Returns the description string for an error code.

Remark

non-blocking, no reentrant, and thread-safe

Parameters

error[in] Error code to convert to string.

Returns

the error string

Logger API

cutensornetLoggerSetCallback

cutensornetStatus_t cutensornetLoggerSetCallback(cutensornetLoggerCallback_t callback)

This function sets the logging callback routine.

Parameters

callback[in] Pointer to a callback function. Check cutensornetLoggerCallback_t.


cutensornetLoggerSetCallbackData

cutensornetStatus_t cutensornetLoggerSetCallbackData(cutensornetLoggerCallbackData_t callback, void *userData)

This function sets the logging callback routine, along with user data.

Parameters
  • callback[in] Pointer to a callback function. Check cutensornetLoggerCallbackData_t.

  • userData[in] Pointer to user-provided data to be used by the callback.


cutensornetLoggerSetFile

cutensornetStatus_t cutensornetLoggerSetFile(FILE *file)

This function sets the logging output file.

Parameters

file[in] An open file with write permission.


cutensornetLoggerOpenFile

cutensornetStatus_t cutensornetLoggerOpenFile(const char *logFile)

This function opens a logging output file in the given path.

Parameters

logFile[in] Path to the logging output file.


cutensornetLoggerSetLevel

cutensornetStatus_t cutensornetLoggerSetLevel(int32_t level)

This function sets the value of the logging level.

Parameters

level[in] Log level, should be one of the following:

Level

Summary

Long Description

“0”

Off

logging is disabled (default)

“1”

Errors

only errors will be logged

“2”

Performance Trace

API calls that launch CUDA kernels will log their parameters and important information

“3”

Performance Hints

hints that can potentially improve the application’s performance

“4”

Heuristics Trace

provides general information about the library execution, may contain details about heuristic status

“5”

API Trace

API Trace - API calls will log their parameter and important information


cutensornetLoggerSetMask

cutensornetStatus_t cutensornetLoggerSetMask(int32_t mask)

This function sets the value of the log mask.

Refer to cutensornetLoggerSetLevel() for details.

Parameters

mask[in] Value of the logging mask. Masks are defined as a combination (bitwise OR) of the following masks:

Level

Description

“0”

Off

“1”

Errors

“2”

Performance Trace

“4”

Performance Hints

“8”

Heuristics Trace

“16”

API Trace


cutensornetLoggerForceDisable

cutensornetStatus_t cutensornetLoggerForceDisable()

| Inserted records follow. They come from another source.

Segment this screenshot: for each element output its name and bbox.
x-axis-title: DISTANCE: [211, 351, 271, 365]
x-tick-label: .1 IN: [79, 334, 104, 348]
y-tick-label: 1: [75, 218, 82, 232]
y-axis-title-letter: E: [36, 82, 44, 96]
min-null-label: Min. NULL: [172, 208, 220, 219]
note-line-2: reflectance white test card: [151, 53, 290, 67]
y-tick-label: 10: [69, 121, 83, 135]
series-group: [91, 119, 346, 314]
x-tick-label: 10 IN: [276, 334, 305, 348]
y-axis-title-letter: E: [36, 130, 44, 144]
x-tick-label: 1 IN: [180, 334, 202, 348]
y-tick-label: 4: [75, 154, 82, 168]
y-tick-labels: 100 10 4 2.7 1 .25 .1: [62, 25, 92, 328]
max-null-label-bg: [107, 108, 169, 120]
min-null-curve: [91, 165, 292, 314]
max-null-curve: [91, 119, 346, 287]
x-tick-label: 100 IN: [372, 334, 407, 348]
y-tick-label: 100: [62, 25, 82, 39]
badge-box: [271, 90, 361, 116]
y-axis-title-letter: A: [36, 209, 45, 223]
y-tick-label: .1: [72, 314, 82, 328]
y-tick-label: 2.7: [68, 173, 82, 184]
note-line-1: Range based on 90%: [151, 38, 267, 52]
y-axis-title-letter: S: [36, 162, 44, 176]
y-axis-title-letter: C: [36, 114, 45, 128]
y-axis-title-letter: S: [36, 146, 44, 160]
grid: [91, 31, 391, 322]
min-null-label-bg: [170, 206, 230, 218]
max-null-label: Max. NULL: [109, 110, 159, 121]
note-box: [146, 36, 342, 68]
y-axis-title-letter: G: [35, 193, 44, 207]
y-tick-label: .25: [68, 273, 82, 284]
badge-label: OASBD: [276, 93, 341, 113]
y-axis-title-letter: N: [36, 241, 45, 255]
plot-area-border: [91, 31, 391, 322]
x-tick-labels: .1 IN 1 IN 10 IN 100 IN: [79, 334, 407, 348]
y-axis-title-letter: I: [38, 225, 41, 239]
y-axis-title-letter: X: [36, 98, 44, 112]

This function disables logging for the entire run.

Versioning API

cutensornetGetVersion

size_t cutensornetGetVersion()

Returns Version number of the cuTensorNet library.


cutensornetGetCudartVersion

size_t cutensornetGetCudartVersion()

Returns version number of the CUDA runtime that cuTensorNet was compiled against.

Can be compared against the CUDA runtime version from cudaRuntimeGetVersion().